ZG: I sort of hated myself for being depressed. I said to myself, “How dare you be depressed? You’ve put your family through so much, and now you’re going to be depressed?” So I would actually try to cheer them up—I would act like, “I’m over it; it’s fine; you guys should get over it, too.” But there was always an unspoken fear between us that they would take me again. Sometimes I would come back a little bit late, and I would find my mom shivering and screaming, “Where have you been? Why didn’t you call me or pick up your phone?” She would basically freak out. So it was really hard to go back to a normal life. There was always that paranoia for them and for me, and it stopped us from living life like we used to.

MJ: Was that a real possibility, being arrested again?

ZG: I wasn’t giving any speeches or writing anything, but I would see my other friends arrested again and again, and I thought eventually that would happen to me, too. Even if you’ve just contacted an old friend, that could be a reason to get arrested if you have a previous record.

MJ: What made you choose to go to Australia?

ZG: I met [my coauthor] Robert [Hillman] and his wife [Ann] in Tehran, and we became friends. After they learned about my story, Robert kept telling me, “They’re going to take you again.” I wasn’t planning to leave Iran, but it just became clear that it’s not possible to live a normal life, so I decided to do it. Robert and Ann were the only people I knew overseas, so I decided to go to Australia.

MJ: In the book, you criticize Iranian American TV channels, saying the Iranian American community is urging people in Iran to become martyrs.

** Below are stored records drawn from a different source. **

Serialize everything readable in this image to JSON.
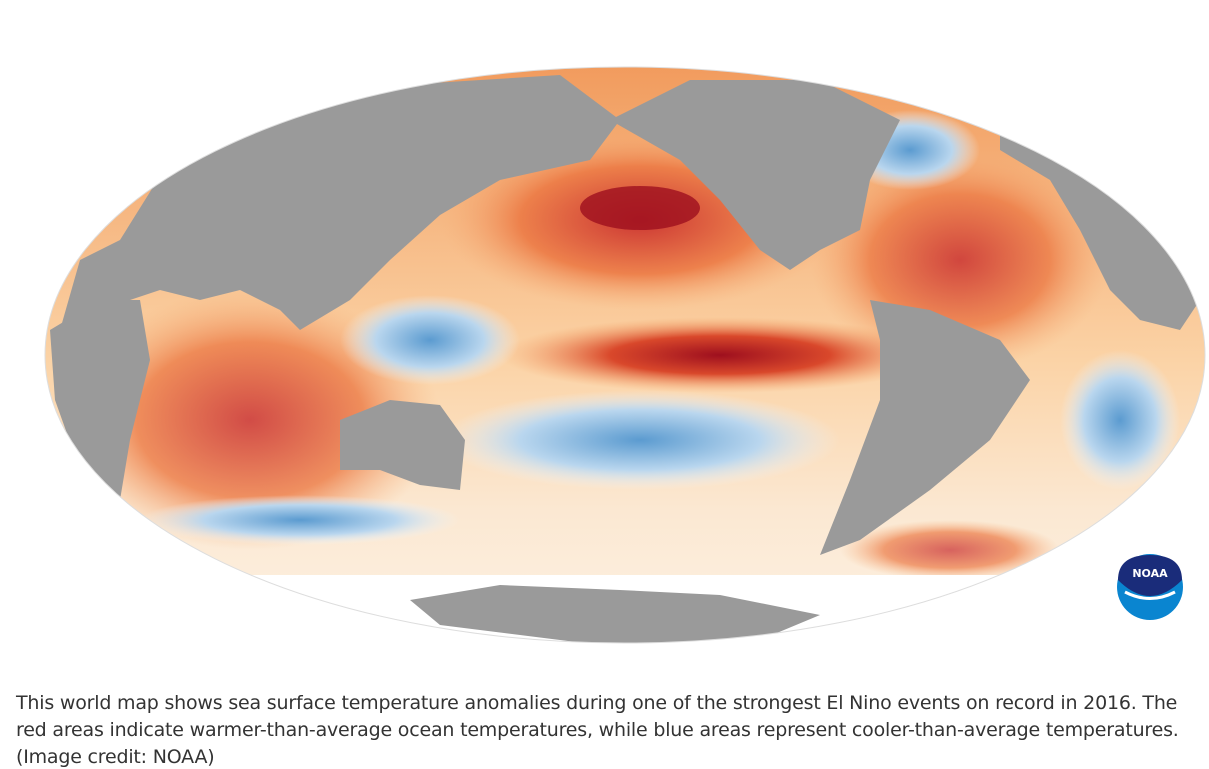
{
  "logo": {
    "text": "NOAA"
  },
  "caption": "This world map shows sea surface temperature anomalies during one of the strongest El Nino events on record in 2016. The red areas indicate warmer-than-average ocean temperatures, while blue areas represent cooler-than-average temperatures. (Image credit: NOAA)"
}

ZG: In Iran, we get those channels through satellite. When there were protests in the street, [Iranian Americans] would be like, “Oh, get out there into that street.” For them it’s really easy to say, because they don’t know what it’s like when you’re taken to prison. For me, it would be a very difficult thing to do—sitting here in the sunshine in Australia telling people to go kill themselves. I would never give anyone advice to do that, and in fact, in my interviews I’ve been telling people not to do it.

MJ: After being in Evin, do people generally give up activism?

ZG: Not everyone. Some of them, even after their release, they still do things, and they keep taking them back again and again. Some of them actually die in prison. I decided that I wanted to have a normal life, and I don’t want to put my family through any more than I already have. To be honest, I feel like I’ve paid my share. I’ve done whatever I could as a woman in Iran in the political scene.

MJ: Are you worried about the book’s effect on your family?

ZG: Of course. I want everyone to know that what has happened to me has absolutely nothing to do with my family. If there’s anyone to be blamed, it’s me. I wrote the book to inspire other people, because I know a lot of people go through really tough times and they end up being depressed for the rest of their lives. I believe that you can get over something and get on with your life, no matter how much of a bad experience you’ve been through.